Turkish Green Crescent Türk Yeşilayı
- Company type: Charitable organization
- Founded: 1920 (as Hilâl-i Ahdar Cemiyeti)
- Headquarters: Istanbul, Turkey
- Website: http://www.yesilay.org.tr

= Green Crescent =

Charitable organization

Green Crescent (Yeşilay) is a non-profit organisation that fights smoking, alcohol, and other addictions such as drug use, and provides services and protection methods to all citizens, especially the young, affected by harmful habits. It was established on 5 March 1920 in Istanbul. One of its chairs was Ayhan Songar.

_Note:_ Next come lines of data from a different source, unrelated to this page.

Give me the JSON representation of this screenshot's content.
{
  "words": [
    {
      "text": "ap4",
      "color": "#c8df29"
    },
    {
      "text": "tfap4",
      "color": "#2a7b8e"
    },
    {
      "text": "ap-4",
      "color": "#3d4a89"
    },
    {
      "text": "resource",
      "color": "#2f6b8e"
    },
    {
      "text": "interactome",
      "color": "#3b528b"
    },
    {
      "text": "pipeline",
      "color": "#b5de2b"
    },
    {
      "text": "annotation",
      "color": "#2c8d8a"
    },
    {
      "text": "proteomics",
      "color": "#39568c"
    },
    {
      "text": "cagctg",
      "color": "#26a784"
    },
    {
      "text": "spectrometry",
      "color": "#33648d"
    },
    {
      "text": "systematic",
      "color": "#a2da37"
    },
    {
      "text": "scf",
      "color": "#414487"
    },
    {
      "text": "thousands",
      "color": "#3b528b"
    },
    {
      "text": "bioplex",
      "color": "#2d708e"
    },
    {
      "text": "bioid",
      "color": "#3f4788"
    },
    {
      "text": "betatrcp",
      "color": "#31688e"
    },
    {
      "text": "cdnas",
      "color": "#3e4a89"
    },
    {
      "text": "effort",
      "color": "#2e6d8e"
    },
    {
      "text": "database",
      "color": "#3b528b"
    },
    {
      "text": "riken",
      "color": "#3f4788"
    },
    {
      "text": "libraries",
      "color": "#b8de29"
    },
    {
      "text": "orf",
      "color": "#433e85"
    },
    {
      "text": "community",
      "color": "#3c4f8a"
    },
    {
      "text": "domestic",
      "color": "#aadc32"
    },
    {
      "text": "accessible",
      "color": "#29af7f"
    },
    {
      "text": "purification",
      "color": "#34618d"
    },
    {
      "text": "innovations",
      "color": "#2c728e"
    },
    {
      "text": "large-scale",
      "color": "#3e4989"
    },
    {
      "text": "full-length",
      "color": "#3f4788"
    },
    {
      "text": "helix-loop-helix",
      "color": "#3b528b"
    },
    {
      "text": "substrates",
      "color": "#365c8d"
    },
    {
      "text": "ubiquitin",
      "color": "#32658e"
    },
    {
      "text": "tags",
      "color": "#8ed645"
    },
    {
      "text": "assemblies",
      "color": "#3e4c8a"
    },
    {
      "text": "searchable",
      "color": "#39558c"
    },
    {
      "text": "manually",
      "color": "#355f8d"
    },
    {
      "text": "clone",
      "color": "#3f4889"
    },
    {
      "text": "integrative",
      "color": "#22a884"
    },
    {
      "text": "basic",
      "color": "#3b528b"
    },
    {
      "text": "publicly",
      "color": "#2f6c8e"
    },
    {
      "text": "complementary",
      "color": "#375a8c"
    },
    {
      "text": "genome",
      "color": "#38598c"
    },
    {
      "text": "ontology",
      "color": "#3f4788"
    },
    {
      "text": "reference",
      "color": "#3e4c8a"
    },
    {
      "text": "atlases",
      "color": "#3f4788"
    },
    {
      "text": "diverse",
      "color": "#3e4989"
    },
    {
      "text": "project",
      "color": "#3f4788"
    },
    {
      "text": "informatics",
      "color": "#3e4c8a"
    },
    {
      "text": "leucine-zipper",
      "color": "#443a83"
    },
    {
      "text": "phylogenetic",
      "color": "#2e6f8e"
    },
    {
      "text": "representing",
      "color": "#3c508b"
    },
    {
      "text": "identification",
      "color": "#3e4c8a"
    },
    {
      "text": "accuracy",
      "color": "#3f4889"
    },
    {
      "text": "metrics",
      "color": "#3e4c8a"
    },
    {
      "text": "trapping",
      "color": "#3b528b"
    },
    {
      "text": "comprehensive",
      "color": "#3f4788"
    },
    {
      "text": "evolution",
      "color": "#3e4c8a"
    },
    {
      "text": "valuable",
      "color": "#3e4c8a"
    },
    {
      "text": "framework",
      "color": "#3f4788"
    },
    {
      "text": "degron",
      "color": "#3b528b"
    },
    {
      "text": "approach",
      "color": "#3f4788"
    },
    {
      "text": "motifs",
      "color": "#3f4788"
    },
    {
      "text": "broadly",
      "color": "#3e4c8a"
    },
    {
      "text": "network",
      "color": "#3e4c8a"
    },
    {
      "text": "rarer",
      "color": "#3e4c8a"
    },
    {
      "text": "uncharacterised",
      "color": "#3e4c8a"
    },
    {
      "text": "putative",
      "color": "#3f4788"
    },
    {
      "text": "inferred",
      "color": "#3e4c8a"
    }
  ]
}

==Memberships of international organisations==
As of 2015, the Green Crescent is a member of the following:
- Board of Directors of Europe Against Drugs (EURAD),
- Board of Directors of European Alcohol Policy Alliance (EUROCARE),
- International Society for the Study of Drug Policy (ISSDP),
- has special consultative status with the United Nations Economic Social Council (ECOSOC),
- Vienna NGO Committee, the civilian network of the UN Office On Drugs and Crime (UNODC),
- International Drug Policy Consortium (IDPC),
- Avicenna Health Association formed within the body of the Organization of Islamic Cooperation (OIC) in order to conduct activities in the field of health policies,
- president of the Addiction Working Group, consisting of doctors from many countries, within the body of the Federation of Islamic Medical Associations (FIMA),
- International Silk Road Medical Research Center based in the People’s Republic of China.

==Global reach==
An initiative is underway to gather national Green Crescents of various countries under one roof as the World Green Crescents Federation based in Istanbul.